1997 berichtete Hanns Kreisel im Tintling von der ältesten Postkarte in seiner reichen Sammlung, die den Fliegenpilz als Glückspilz darstellt. Die Karte wurde 1899 in Leipzig gestempelt. Seither begleiten Millionen von Fliegenpilzen alle möglichen Glückwunsch-Gegenstände. Oft sind sie begleitet von Kleeblättern, Hufeisen, Blumen, Schornsteinfegern, Marienkäfern und zudem von niedlichen Kindern. Sie werden überreicht oder übersandt zu Weihnachten und Neujahr, zum Geburtstag und nicht zuletzt zum Umzug etc. Weshalb aber muss ausgerechnet der Fliegenpilz als Motiv herhalten? Dafür gibt Kreisel die Erklärung, dass der Fliegenpilz durch sein auffälliges Äußeres ein eindrucksvolles Farbmuster mit Signalwirkung abgäbe. Das gilt ebenso für den Marienkäfer, der gleichsam leuchtend rot mit Punkten ist.

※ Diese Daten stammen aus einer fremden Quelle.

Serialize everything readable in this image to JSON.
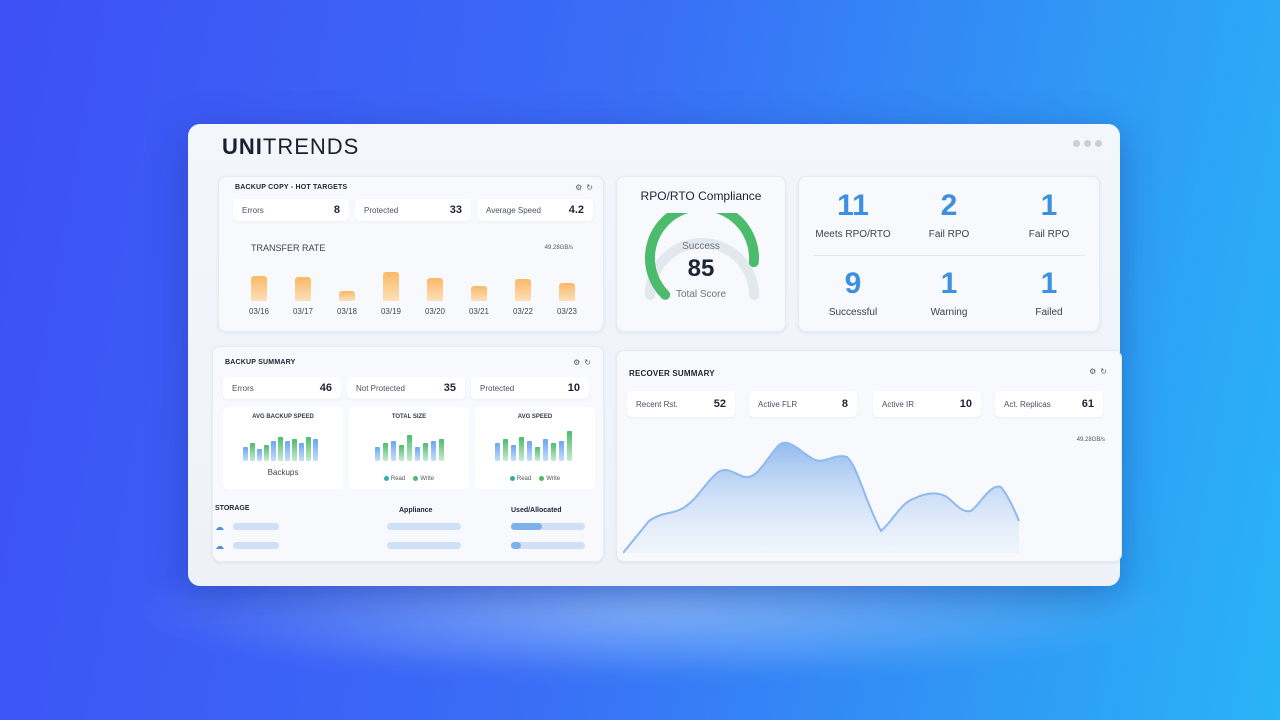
{
  "brand": {
    "uni": "UNI",
    "trends": "TRENDS"
  },
  "backup_copy": {
    "title": "BACKUP COPY - HOT TARGETS",
    "stats": [
      {
        "label": "Errors",
        "value": "8"
      },
      {
        "label": "Protected",
        "value": "33"
      },
      {
        "label": "Average Speed",
        "value": "4.2"
      }
    ],
    "transfer_title": "TRANSFER RATE",
    "transfer_rate": "49.28GB/s",
    "dates": [
      "03/16",
      "03/17",
      "03/18",
      "03/19",
      "03/20",
      "03/21",
      "03/22",
      "03/23"
    ],
    "bar_levels": [
      0.62,
      0.6,
      0.24,
      0.72,
      0.58,
      0.38,
      0.55,
      0.44
    ],
    "bar_color": "#f9b867"
  },
  "compliance": {
    "title": "RPO/RTO Compliance",
    "status": "Success",
    "score": "85",
    "score_label": "Total Score",
    "gauge_fraction": 0.85,
    "gauge_color": "#4cbc6c"
  },
  "rpo_stats": [
    {
      "value": "11",
      "label": "Meets RPO/RTO"
    },
    {
      "value": "2",
      "label": "Fail RPO"
    },
    {
      "value": "1",
      "label": "Fail RPO"
    },
    {
      "value": "9",
      "label": "Successful"
    },
    {
      "value": "1",
      "label": "Warning"
    },
    {
      "value": "1",
      "label": "Failed"
    }
  ],
  "backup_summary": {
    "title": "BACKUP SUMMARY",
    "stats": [
      {
        "label": "Errors",
        "value": "46"
      },
      {
        "label": "Not Protected",
        "value": "35"
      },
      {
        "label": "Protected",
        "value": "10"
      }
    ],
    "minis": [
      {
        "title": "AVG BACKUP SPEED",
        "caption": "Backups"
      },
      {
        "title": "TOTAL SIZE",
        "legend": [
          "Read",
          "Write"
        ]
      },
      {
        "title": "AVG SPEED",
        "legend": [
          "Read",
          "Write"
        ]
      }
    ],
    "storage_label": "STORAGE",
    "appliance_label": "Appliance",
    "used_label": "Used/Allocated",
    "usage_levels": [
      0.42,
      0.14
    ]
  },
  "recover_summary": {
    "title": "RECOVER SUMMARY",
    "stats": [
      {
        "label": "Recent Rst.",
        "value": "52"
      },
      {
        "label": "Active FLR",
        "value": "8"
      },
      {
        "label": "Active IR",
        "value": "10"
      },
      {
        "label": "Act. Replicas",
        "value": "61"
      }
    ],
    "rate": "49.28GB/s",
    "area_color": "#8fb8ee"
  },
  "icons": [
    "gear-icon",
    "refresh-icon",
    "cloud-upload-icon",
    "window-dots-icon"
  ]
}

↑ Der Fliegenpilz als Glückspilz auf einer Postkarte von 1899
Der Glänzende Lackporling als Glückspilz
In China, Japan, Korea und Vietnam ist der Glänzende Lackporling (Ganoderma lucidum) seit uralten Zeiten als Glückspilz bekannt und beliebt. Das war er auf alle Fälle bereits sehr viel länger als der Fliegenpilz.
Foto: Wilhelm Schulz →
Fliegenpilze sind nicht in allen Ländern als Glückspilze positiv besetzt.
Der Begriff „Glückspilz“ war im 18. Jh. keineswegs schmeichelhaft. Er hatte vielmehr die Bedeutung „Emporkömmling“ oder „Parvenu“. Er bezeichnete also jemanden, der „wie ein Pilz gleichsam aus dem Nichts aufschießt“.
Erst in der zweiten Hälfte des 19. Jh. ist „Glückspilz“ dann gleichbedeutend mit „Glückskind“ geworden. „Glückspilz“ bezeichnete einen vom Glück begünstigten Menschen.
Glückspilze, insbesondere Fliegenpilze, sind längst nicht in allen Ländern Europas positiv besetzt. Die spanische Übersetzung für Glückspilz ist „diablo suerte“ – „Teufelsglück“. Weitere Definitionen sind „el ganguero“ (Glücksritter) und „el ventajero“. Letzteres bedeutet auch Gauner oder Streber, so Kreisel.